For a stock that has lost 45% of its value, there is no zero cost option strategy that can be utilized to recover such a loss. With a fair amount of luck, you might be able to recover a chunk of the loss if the stock cooperated, but they rarely do.
For a stock that has dropped maybe 10-20 per cent, you can use a Repair Strategy to recover losses. For every 100 shares that you own, execute a 1x2 Ratio Spread (buy one call at a lower strike and sell two calls at a higher strike. The combined position will be equivalent to a covered call and a bullish vertical call spread. All short calls are covered.
The premium of the higher strike call should be at least 1/2 the cost of the lower strike so that the Ratio Spread costs nothing. A credit is even better. If the Repair does not work out, you'll have the same downside potential as if you had done nothing, namely just holding the stock and hoping for a recovery. To the downside, a failed no cost Repair has no impact on the overall position.
To achieve break even, if using an ATM long call, the short strike should be approximately midway between the current price and your break even price. IOW, the width of the vertical spread (the difference in strikes) should be about 1/2 the amount of your paper loss for you to break even.
There are two subtle points but they are merely underpinnings.
(1) Dividends inflate put premiums and deflate call premiums. This has a greater effect on options closer to the money which makes a Repair more expensive, relatively speaking.
(2) Implied volatility also affects the price of a Repair. The lower the implied volatility, the more costly a Repair will be. The higher the implied volatility, the larger the available credit which may then enable you to use lower strike prices which means a higher probability of the upper strike being reached and the Repair succeeding. So in the magical world of dumb luck trading, any news event that moves implied volatility up (and not price down) would present a better Repair opportunity.
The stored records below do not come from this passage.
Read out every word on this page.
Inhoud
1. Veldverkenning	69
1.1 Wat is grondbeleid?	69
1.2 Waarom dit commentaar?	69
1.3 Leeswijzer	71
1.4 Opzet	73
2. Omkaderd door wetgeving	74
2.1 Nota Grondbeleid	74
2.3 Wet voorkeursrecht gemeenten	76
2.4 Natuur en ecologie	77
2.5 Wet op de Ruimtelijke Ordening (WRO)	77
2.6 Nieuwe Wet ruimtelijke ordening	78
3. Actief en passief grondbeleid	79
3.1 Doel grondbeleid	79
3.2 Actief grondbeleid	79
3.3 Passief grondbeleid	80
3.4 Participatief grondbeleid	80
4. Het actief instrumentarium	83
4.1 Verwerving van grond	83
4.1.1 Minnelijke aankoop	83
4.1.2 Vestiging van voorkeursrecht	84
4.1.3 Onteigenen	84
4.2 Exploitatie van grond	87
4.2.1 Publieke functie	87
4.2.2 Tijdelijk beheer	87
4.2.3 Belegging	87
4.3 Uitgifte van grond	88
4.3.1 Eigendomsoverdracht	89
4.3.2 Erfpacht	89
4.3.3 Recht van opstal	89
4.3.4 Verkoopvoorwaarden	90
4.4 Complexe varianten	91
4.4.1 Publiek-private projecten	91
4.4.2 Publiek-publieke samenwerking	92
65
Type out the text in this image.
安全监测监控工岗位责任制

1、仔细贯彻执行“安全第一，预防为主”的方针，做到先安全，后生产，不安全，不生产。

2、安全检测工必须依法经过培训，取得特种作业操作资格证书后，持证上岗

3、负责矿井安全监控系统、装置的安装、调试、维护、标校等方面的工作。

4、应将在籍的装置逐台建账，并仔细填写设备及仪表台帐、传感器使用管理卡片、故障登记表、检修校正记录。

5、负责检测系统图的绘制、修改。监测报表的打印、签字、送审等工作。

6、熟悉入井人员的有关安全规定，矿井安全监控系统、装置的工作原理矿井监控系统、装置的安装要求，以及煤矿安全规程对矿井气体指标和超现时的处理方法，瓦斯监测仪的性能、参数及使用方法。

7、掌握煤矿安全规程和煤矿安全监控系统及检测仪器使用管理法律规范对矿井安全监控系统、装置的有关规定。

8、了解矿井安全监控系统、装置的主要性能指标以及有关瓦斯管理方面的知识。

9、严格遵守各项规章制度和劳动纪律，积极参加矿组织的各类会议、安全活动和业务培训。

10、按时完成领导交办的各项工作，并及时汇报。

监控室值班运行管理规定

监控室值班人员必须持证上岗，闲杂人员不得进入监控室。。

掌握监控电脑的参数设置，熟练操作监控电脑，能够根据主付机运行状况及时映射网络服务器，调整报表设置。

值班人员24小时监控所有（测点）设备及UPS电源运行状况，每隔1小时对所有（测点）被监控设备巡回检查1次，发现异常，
Do you need to understand these underpinnings? Not really. All you need do is look at the option chain and see if a viable Repair exists. Go out a week (or month) at a time to see if an option pairing meets the no cost requirement. You want the closest expiration possible that provides a no cost Repair and break even. These criteria are not etched in stone. If you want to pay a small premium for the Repair or if you want to shoot for a price less than break even, go for it.
You DO NOT want to go out many months with a Repair because prior to expiration, short calls retain time premium and they will be a drag on the long call gain, hindering the Repair from achieving its full value prior to expiration. To get the maximum amount from the Repair at expiration, the underlying would have to be at or above the upper strike. To get the maximum amount from the Repair prior to expiration, the underlying would have to be well above the upper strike in order to drive the short calls to parity (no time premium remaining).
An increase in implied volatility prior to expiration will also diminish your ability to break even. For example, if you executed a no cost 6 month $22/$26 Repair and it rose to $26 in one month with an IV increase, you might realize only 1/2 to 2/3 of the Repair's maximum profit. If it then dropped - Poof! - you'd have nothing to show for your effort. In such a scenario, parity might be in the $32+ area.
You can also use this strategy for brand new stock purchase. This is not a Repair since you aren't underwater (paper loss). For example, if XYZ is $70, if you could execute a $70/75 ratio combo for no cost and if XYZ was above $75 at expiration, you'd net $80. From $70 to $75 you would make $2 for every dollar that XYZ rose ($1 on the stock and $1 on the long call). So at $71 at expiration, you'd net $2. At $72 you net $4, all the up to $75 where you'd net $10.
I tend to close Repairs when they have achieved 80% of the potential gain and then either add a new Repair at higher strike prices or perhaps shift over to writing covered calls since the premiums available might then be more acceptable.